Configure the Time Picker panel and change the field to “_timestamp”

NiFi Setup

Note: This is based off the NiFi develop branch at the time of writing this, as there are some features not yet available in a released version that we need to make use of.

Clone the following repository:

  git clone https://github.com/apache/incubator-nifi.git
  cd incubator-nifi
  git checkout develop

From here, follow the NiFi Quickstart for building and running NiFi
Once NiFi is running, create a simple flow with three processors: ListenUDP, MergeContent, PutSolrContentStream

Configure the processors as follows:

ListeneUDP
- Set the Port to 8881
- Set Flow File Per Datagram to true
MergeContent
- Create header.txt with [ in the file, set the Header File property to this file
- Create delimeter.txt with , in the file, set the Demarcator File property to this file
- Create footer.txt with ] in the file, set the Footer File property to this file
- Set the Minimum Number of Entries to 10
- Set the Maximum Number of Entries to 100
- Set the Max Bin Age to 10 seconds
- Auto-terminate the failure and original relationships
Update: As of NiFi 0.2.0 and later, MergeContent has a property called ‘Delimeter Strategy’ which defaults to ‘Filename’. If ‘Delimeter Strategy’ is set to ‘Text’, then the values ([ , ]) can be plugged directly into the corresponding properties of Header, Delimeter, and Footer.
PutSolrContentStream
- Set the Solr Type to Cloud
- Set the Solr Location to localhost:9983
- Set the Collection to gettingstarted
- Set Commit Within to 1000
- Auto-terminate the failure and success relationships

Producing Logs

To produce logs I created a simple Maven project which uses slf4j+log4j, with a UDP appender, and a logstash JSON layout. The log4j.properties file looks like the following:

log4j.appender.stdout=org.apache.log4j.ConsoleAppender
log4j.appender.stdout.Target=System.out
log4j.appender.stdout.layout=net.logstash.log4j.JSONEventLayoutV1

log4j.appender.udp=org.apache.log4j.receivers.net.UDPAppender
log4j.appender.udp.remoteHost=localhost
log4j.appender.udp.port=8881
log4j.appender.udp.layout=net.logstash.log4j.JSONEventLayoutV1

log4j.rootLogger=TRACE, stdout, udp

This will send JSON log events to port 8881 where our NiFi ListenUDP processor is listening.

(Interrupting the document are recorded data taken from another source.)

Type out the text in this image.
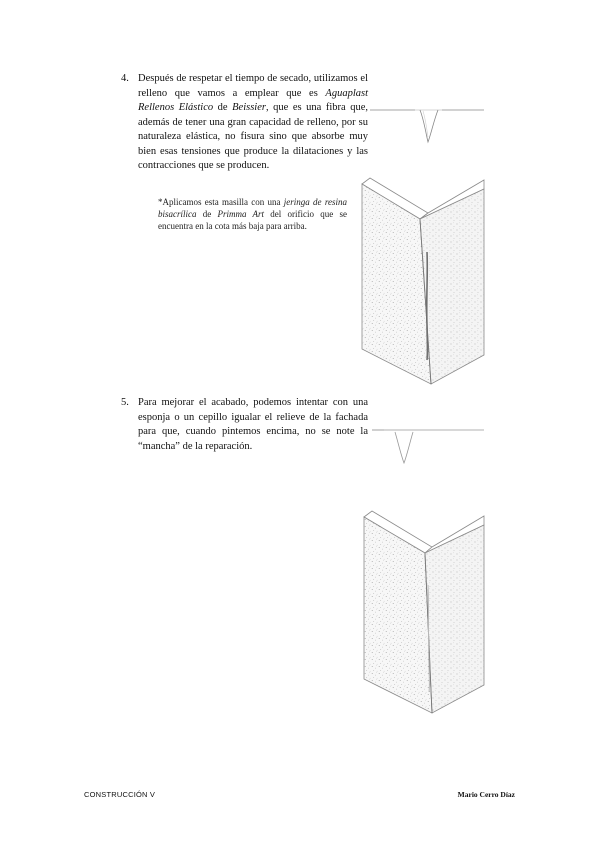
4. Después de respetar el tiempo de secado, utilizamos el relleno que vamos a emplear que es Aguaplast Rellenos Elástico de Beissier, que es una fibra que, además de tener una gran capacidad de relleno, por su naturaleza elástica, no fisura sino que absorbe muy bien esas tensiones que produce la dilataciones y las contracciones que se producen.
*Aplicamos esta masilla con una jeringa de resina bisacrílica de Primma Art del orificio que se encuentra en la cota más baja para arriba.
5. Para mejorar el acabado, podemos intentar con una esponja o un cepillo igualar el relieve de la fachada para que, cuando pintemos encima, no se note la “mancha” de la reparación.
CONSTRUCCIÓN V	Mario Cerro Díaz
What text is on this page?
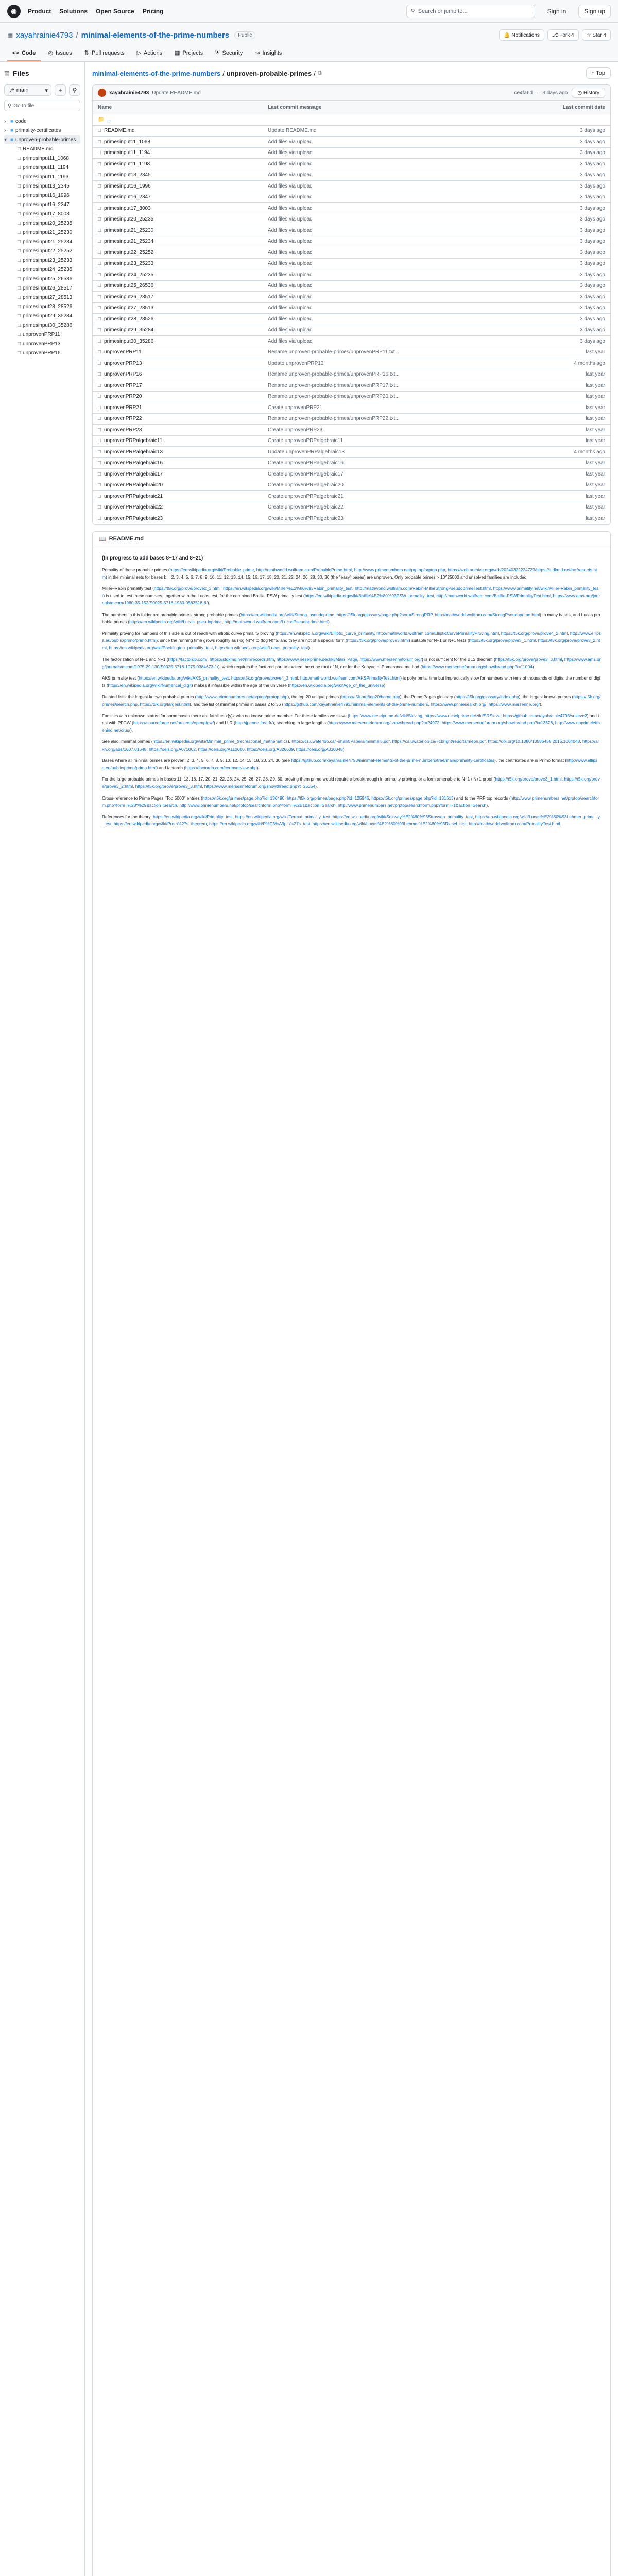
◉	Product Solutions Open Source Pricing	⚲ Search or jump to...	Sign in	Sign up
▦ xayahrainie4793 / minimal-elements-of-the-prime-numbers	Public	🔔 Notifications ⎇ Fork 4 ☆ Star 4
<> Code ◎ Issues ⇅ Pull requests ▷ Actions ▦ Projects ⛨ Security ↝ Insights
☰ Files
⎇ main	▾	+	⚲
⚲ Go to file
› ■ code
› ■ primality-certificates
▾ ■ unproven-probable-primes
□ README.md
□ primesinput11_1068
□ primesinput11_1194
□ primesinput11_1193
□ primesinput13_2345
□ primesinput16_1996
□ primesinput16_2347
□ primesinput17_8003
□ primesinput20_25235
□ primesinput21_25230
□ primesinput21_25234
□ primesinput22_25252
□ primesinput23_25233
□ primesinput24_25235
□ primesinput25_26536
□ primesinput26_28517
□ primesinput27_28513
□ primesinput28_28526
□ primesinput29_35284
□ primesinput30_35286
□ unprovenPRP11
□ unprovenPRP13
□ unprovenPRP16
minimal-elements-of-the-prime-numbers / unproven-probable-primes / ⧉	↑ Top
xayahrainie4793 Update README.md	ce4fa6d · 3 days ago ◷ History
Name	Last commit message	Last commit date
📁 ..
□ README.md	Update README.md	3 days ago
□ primesinput11_1068	Add files via upload	3 days ago
□ primesinput11_1194	Add files via upload	3 days ago
□ primesinput11_1193	Add files via upload	3 days ago
□ primesinput13_2345	Add files via upload	3 days ago
□ primesinput16_1996	Add files via upload	3 days ago
□ primesinput16_2347	Add files via upload	3 days ago
□ primesinput17_8003	Add files via upload	3 days ago
□ primesinput20_25235	Add files via upload	3 days ago
□ primesinput21_25230	Add files via upload	3 days ago
□ primesinput21_25234	Add files via upload	3 days ago
□ primesinput22_25252	Add files via upload	3 days ago
□ primesinput23_25233	Add files via upload	3 days ago
□ primesinput24_25235	Add files via upload	3 days ago
□ primesinput25_26536	Add files via upload	3 days ago
□ primesinput26_28517	Add files via upload	3 days ago
□ primesinput27_28513	Add files via upload	3 days ago
□ primesinput28_28526	Add files via upload	3 days ago
□ primesinput29_35284	Add files via upload	3 days ago
□ primesinput30_35286	Add files via upload	3 days ago
□ unprovenPRP11	Rename unproven-probable-primes/unprovenPRP11.txt...	last year
□ unprovenPRP13	Update unprovenPRP13	4 months ago
□ unprovenPRP16	Rename unproven-probable-primes/unprovenPRP16.txt...	last year
□ unprovenPRP17	Rename unproven-probable-primes/unprovenPRP17.txt...	last year
□ unprovenPRP20	Rename unproven-probable-primes/unprovenPRP20.txt...	last year
□ unprovenPRP21	Create unprovenPRP21	last year
□ unprovenPRP22	Rename unproven-probable-primes/unprovenPRP22.txt...	last year
□ unprovenPRP23	Create unprovenPRP23	last year
□ unprovenPRPalgebraic11	Create unprovenPRPalgebraic11	last year
□ unprovenPRPalgebraic13	Update unprovenPRPalgebraic13	4 months ago
□ unprovenPRPalgebraic16	Create unprovenPRPalgebraic16	last year
□ unprovenPRPalgebraic17	Create unprovenPRPalgebraic17	last year
□ unprovenPRPalgebraic20	Create unprovenPRPalgebraic20	last year
□ unprovenPRPalgebraic21	Create unprovenPRPalgebraic21	last year
□ unprovenPRPalgebraic22	Create unprovenPRPalgebraic22	last year
□ unprovenPRPalgebraic23	Create unprovenPRPalgebraic23	last year
📖 README.md
(In progress to add bases 8~17 and 8~21)

Primality of these probable primes (https://en.wikipedia.org/wiki/Probable_prime, http://mathworld.wolfram.com/ProbablePrime.html, http://www.primenumbers.net/prptop/prptop.php, https://web.archive.org/web/20240322224723/https://stdkmd.net/nrr/records.htm) in the minimal sets for bases b = 2, 3, 4, 5, 6, 7, 8, 9, 10, 11, 12, 13, 14, 15, 16, 17, 18, 20, 21, 22, 24, 26, 28, 30, 36 (the "easy" bases) are unproven. Only probable primes > 10^25000 and unsolved families are included.

Miller–Rabin primality test (https://t5k.org/prove/prove2_3.html, https://en.wikipedia.org/wiki/Miller%E2%80%93Rabin_primality_test, http://mathworld.wolfram.com/Rabin-MillerStrongPseudoprimeTest.html, https://www.primality.net/wiki/Miller-Rabin_primality_test) is used to test these numbers, together with the Lucas test, for the combined Baillie–PSW primality test (https://en.wikipedia.org/wiki/Baillie%E2%80%93PSW_primality_test, http://mathworld.wolfram.com/Baillie-PSWPrimalityTest.html, https://www.ams.org/journals/mcom/1980-35-152/S0025-5718-1980-0583518-6/).

The numbers in this folder are probable primes: strong probable primes (https://en.wikipedia.org/wiki/Strong_pseudoprime, https://t5k.org/glossary/page.php?sort=StrongPRP, http://mathworld.wolfram.com/StrongPseudoprime.html) to many bases, and Lucas probable primes (https://en.wikipedia.org/wiki/Lucas_pseudoprime, http://mathworld.wolfram.com/LucasPseudoprime.html).

Primality proving for numbers of this size is out of reach with elliptic curve primality proving (https://en.wikipedia.org/wiki/Elliptic_curve_primality, http://mathworld.wolfram.com/EllipticCurvePrimalityProving.html, https://t5k.org/prove/prove4_2.html, http://www.ellipsa.eu/public/primo/primo.html), since the running time grows roughly as (log N)^4 to (log N)^5, and they are not of a special form (https://t5k.org/prove/prove3.html) suitable for N−1 or N+1 tests (https://t5k.org/prove/prove3_1.html, https://t5k.org/prove/prove3_2.html, https://en.wikipedia.org/wiki/Pocklington_primality_test, https://en.wikipedia.org/wiki/Lucas_primality_test).

The factorization of N−1 and N+1 (https://factordb.com/, https://stdkmd.net/nrr/records.htm, https://www.rieselprime.de/ziki/Main_Page, https://www.mersenneforum.org/) is not sufficient for the BLS theorem (https://t5k.org/prove/prove3_3.html, https://www.ams.org/journals/mcom/1975-29-130/S0025-5718-1975-0384673-1/), which requires the factored part to exceed the cube root of N, nor for the Konyagin–Pomerance method (https://www.mersenneforum.org/showthread.php?t=11004).

AKS primality test (https://en.wikipedia.org/wiki/AKS_primality_test, https://t5k.org/prove/prove4_3.html, http://mathworld.wolfram.com/AKSPrimalityTest.html) is polynomial time but impractically slow for numbers with tens of thousands of digits; the number of digits (https://en.wikipedia.org/wiki/Numerical_digit) makes it infeasible within the age of the universe (https://en.wikipedia.org/wiki/Age_of_the_universe).

Related lists: the largest known probable primes (http://www.primenumbers.net/prptop/prptop.php), the top 20 unique primes (https://t5k.org/top20/home.php), the Prime Pages glossary (https://t5k.org/glossary/index.php), the largest known primes (https://t5k.org/primes/search.php, https://t5k.org/largest.html), and the list of minimal primes in bases 2 to 36 (https://github.com/xayahrainie4793/minimal-elements-of-the-prime-numbers, https://www.primesearch.org/, https://www.mersenne.org/).

Families with unknown status: for some bases there are families x{y}z with no known prime member. For these families we sieve (https://www.rieselprime.de/ziki/Sieving, https://www.rieselprime.de/ziki/SRSieve, https://github.com/xayahrainie4793/srsieve2) and test with PFGW (https://sourceforge.net/projects/openpfgw/) and LLR (http://jpenne.free.fr/), searching to large lengths (https://www.mersenneforum.org/showthread.php?t=24972, https://www.mersenneforum.org/showthread.php?t=13326, http://www.noprimeleftbehind.net/crus/).

See also: minimal primes (https://en.wikipedia.org/wiki/Minimal_prime_(recreational_mathematics), https://cs.uwaterloo.ca/~shallit/Papers/minimal5.pdf, https://cs.uwaterloo.ca/~cbright/reports/mepn.pdf, https://doi.org/10.1080/10586458.2015.1064048, https://arxiv.org/abs/1607.01548, https://oeis.org/A071062, https://oeis.org/A110600, https://oeis.org/A326609, https://oeis.org/A330048).

Bases where all minimal primes are proven: 2, 3, 4, 5, 6, 7, 8, 9, 10, 12, 14, 15, 18, 20, 24, 30 (see https://github.com/xayahrainie4793/minimal-elements-of-the-prime-numbers/tree/main/primality-certificates), the certificates are in Primo format (http://www.ellipsa.eu/public/primo/primo.html) and factordb (https://factordb.com/certoverview.php).

For the large probable primes in bases 11, 13, 16, 17, 20, 21, 22, 23, 24, 25, 26, 27, 28, 29, 30: proving them prime would require a breakthrough in primality proving, or a form amenable to N−1 / N+1 proof (https://t5k.org/prove/prove3_1.html, https://t5k.org/prove/prove3_2.html, https://t5k.org/prove/prove3_3.html, https://www.mersenneforum.org/showthread.php?t=25354).

Cross-reference to Prime Pages "Top 5000" entries (https://t5k.org/primes/page.php?id=136490, https://t5k.org/primes/page.php?id=125946, https://t5k.org/primes/page.php?id=131613) and to the PRP top records (http://www.primenumbers.net/prptop/searchform.php?form=%28*%29&action=Search, http://www.primenumbers.net/prptop/searchform.php?form=%2B1&action=Search, http://www.primenumbers.net/prptop/searchform.php?form=-1&action=Search).

References for the theory: https://en.wikipedia.org/wiki/Primality_test, https://en.wikipedia.org/wiki/Fermat_primality_test, https://en.wikipedia.org/wiki/Solovay%E2%80%93Strassen_primality_test, https://en.wikipedia.org/wiki/Lucas%E2%80%93Lehmer_primality_test, https://en.wikipedia.org/wiki/Proth%27s_theorem, https://en.wikipedia.org/wiki/P%C3%A9pin%27s_test, https://en.wikipedia.org/wiki/Lucas%E2%80%93Lehmer%E2%80%93Riesel_test, http://mathworld.wolfram.com/PrimalityTest.html.
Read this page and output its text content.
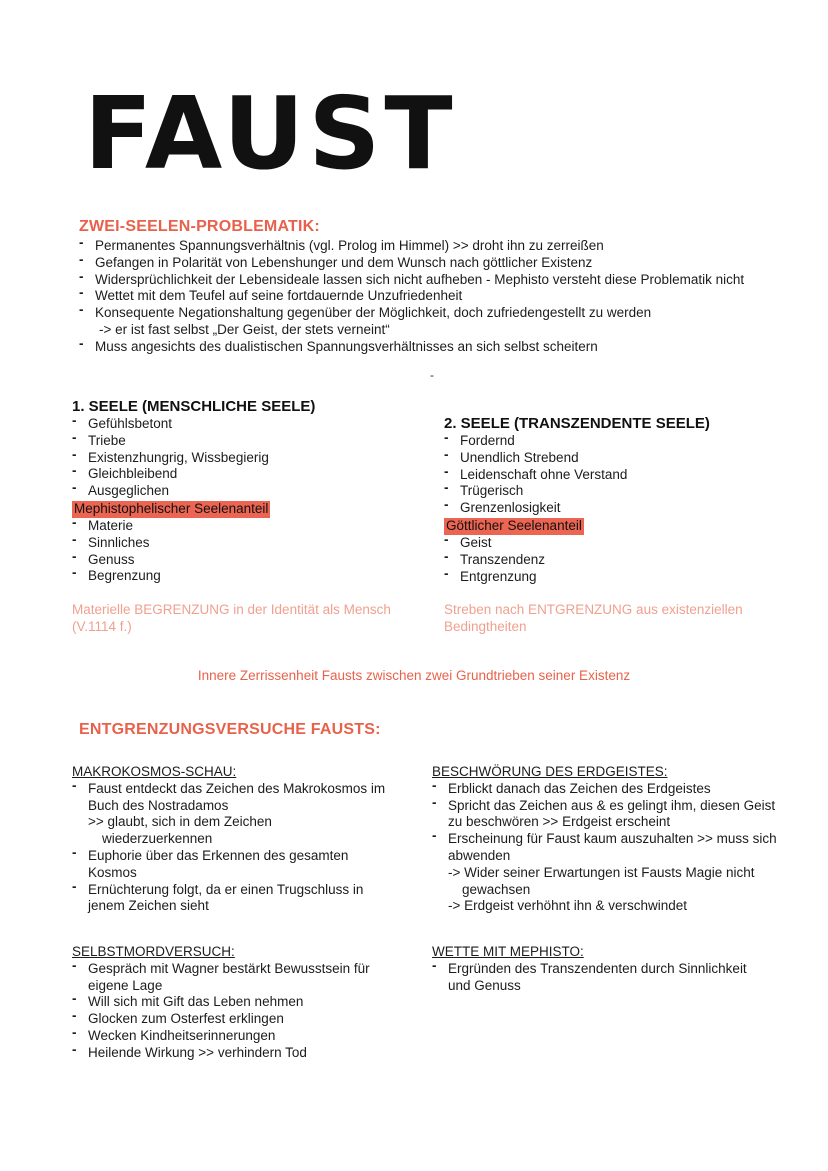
FAUST
ZWEI-SEELEN-PROBLEMATIK:
- Permanentes Spannungsverhältnis (vgl. Prolog im Himmel) >> droht ihn zu zerreißen
- Gefangen in Polarität von Lebenshunger und dem Wunsch nach göttlicher Existenz
- Widersprüchlichkeit der Lebensideale lassen sich nicht aufheben - Mephisto versteht diese Problematik nicht
- Wettet mit dem Teufel auf seine fortdauernde Unzufriedenheit
- Konsequente Negationshaltung gegenüber der Möglichkeit, doch zufriedengestellt zu werden
-> er ist fast selbst „Der Geist, der stets verneint“
- Muss angesichts des dualistischen Spannungsverhältnisses an sich selbst scheitern
-
1. SEELE (MENSCHLICHE SEELE)
- Gefühlsbetont
- Triebe
- Existenzhungrig, Wissbegierig
- Gleichbleibend
- Ausgeglichen
Mephistophelischer Seelenanteil
- Materie
- Sinnliches
- Genuss
- Begrenzung
Materielle BEGRENZUNG in der Identität als Mensch (V.1114 f.)
2. SEELE (TRANSZENDENTE SEELE)
- Fordernd
- Unendlich Strebend
- Leidenschaft ohne Verstand
- Trügerisch
- Grenzenlosigkeit
Göttlicher Seelenanteil
- Geist
- Transzendenz
- Entgrenzung
Streben nach ENTGRENZUNG aus existenziellen Bedingtheiten
Innere Zerrissenheit Fausts zwischen zwei Grundtrieben seiner Existenz
ENTGRENZUNGSVERSUCHE FAUSTS:
MAKROKOSMOS-SCHAU:
- Faust entdeckt das Zeichen des Makrokosmos im Buch des Nostradamos
>> glaubt, sich in dem Zeichen
wiederzuerkennen
- Euphorie über das Erkennen des gesamten Kosmos
- Ernüchterung folgt, da er einen Trugschluss in jenem Zeichen sieht
BESCHWÖRUNG DES ERDGEISTES:
- Erblickt danach das Zeichen des Erdgeistes
- Spricht das Zeichen aus & es gelingt ihm, diesen Geist zu beschwören >> Erdgeist erscheint
- Erscheinung für Faust kaum auszuhalten >> muss sich abwenden
-> Wider seiner Erwartungen ist Fausts Magie nicht
gewachsen
-> Erdgeist verhöhnt ihn & verschwindet
SELBSTMORDVERSUCH:
- Gespräch mit Wagner bestärkt Bewusstsein für eigene Lage
- Will sich mit Gift das Leben nehmen
- Glocken zum Osterfest erklingen
- Wecken Kindheitserinnerungen
- Heilende Wirkung >> verhindern Tod
WETTE MIT MEPHISTO:
- Ergründen des Transzendenten durch Sinnlichkeit und Genuss
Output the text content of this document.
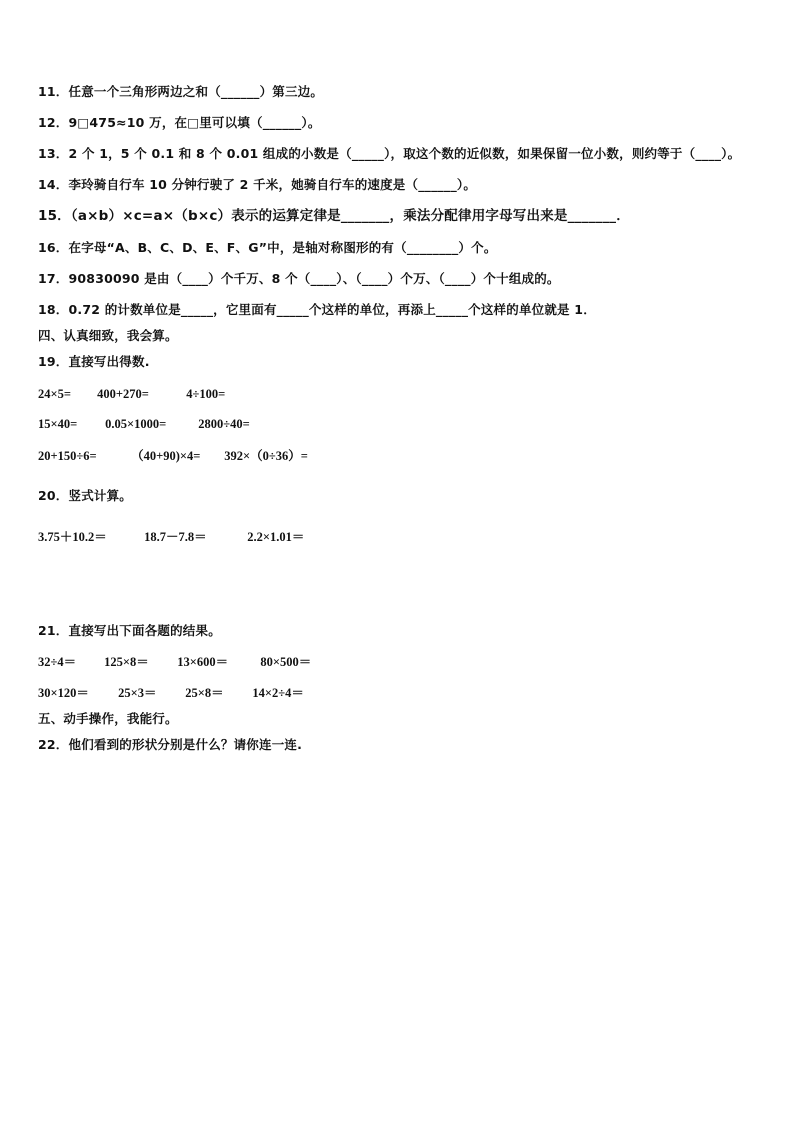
11．任意一个三角形两边之和（______）第三边。
12．9□475≈10 万，在□里可以填（______）。
13．2 个 1，5 个 0.1 和 8 个 0.01 组成的小数是（_____），取这个数的近似数，如果保留一位小数，则约等于（____）。
14．李玲骑自行车 10 分钟行驶了 2 千米，她骑自行车的速度是（______）。
15．（a×b）×c=a×（b×c）表示的运算定律是_______，乘法分配律用字母写出来是_______．
16．在字母“A、B、C、D、E、F、G”中，是轴对称图形的有（________）个。
17．90830090 是由（____）个千万、8 个（____）、（____）个万、（____）个十组成的。
18．0.72 的计数单位是_____，它里面有_____个这样的单位，再添上_____个这样的单位就是 1．
四、认真细致，我会算。
19．直接写出得数.
24×5= 400+270=	4÷100=
15×40= 0.05×1000=	2800÷40=
20+150÷6=	（40+90)×4= 392×（0÷36）=
20．竖式计算。
3.75＋10.2＝	18.7－7.8＝	2.2×1.01＝
21．直接写出下面各题的结果。
32÷4＝ 125×8＝ 13×600＝	80×500＝
30×120＝ 25×3＝ 25×8＝ 14×2÷4＝
五、动手操作，我能行。
22．他们看到的形状分别是什么？请你连一连.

To run this logger, do the following:

git clone https://github.com/bbende/jsonevent-producer.git
cd jsonevent-producer
mvn clean package
java -jar target/jsonevent-producer-1.0-SNAPSHOT.jar <NUM_LOGS> <DELAY_IN_MILLIS>

At this point you should be able to check your Banana dashboard and start seeing events (assuming you have auto-refresh selected):

Summary

With a small amount of configuration, and no coding, a simple system for collecting logs can be created. Several approaches could be taken to integrating this into a larger system:

All nodes in the system could send logs directly to a central NiFi instance over UDP

Each node producing logs could run a local NiFi instance that aggregates the logs and adds them to Solr

Each node producing logs could run a local NiFi instance that sends logs to a central instance, which then merges the logs and adds them to Solr

In addition some tuning of the MergeContent processor could be done to achieve the best throughput for adding documents to Solr, and alternatives to UDP could be integrated.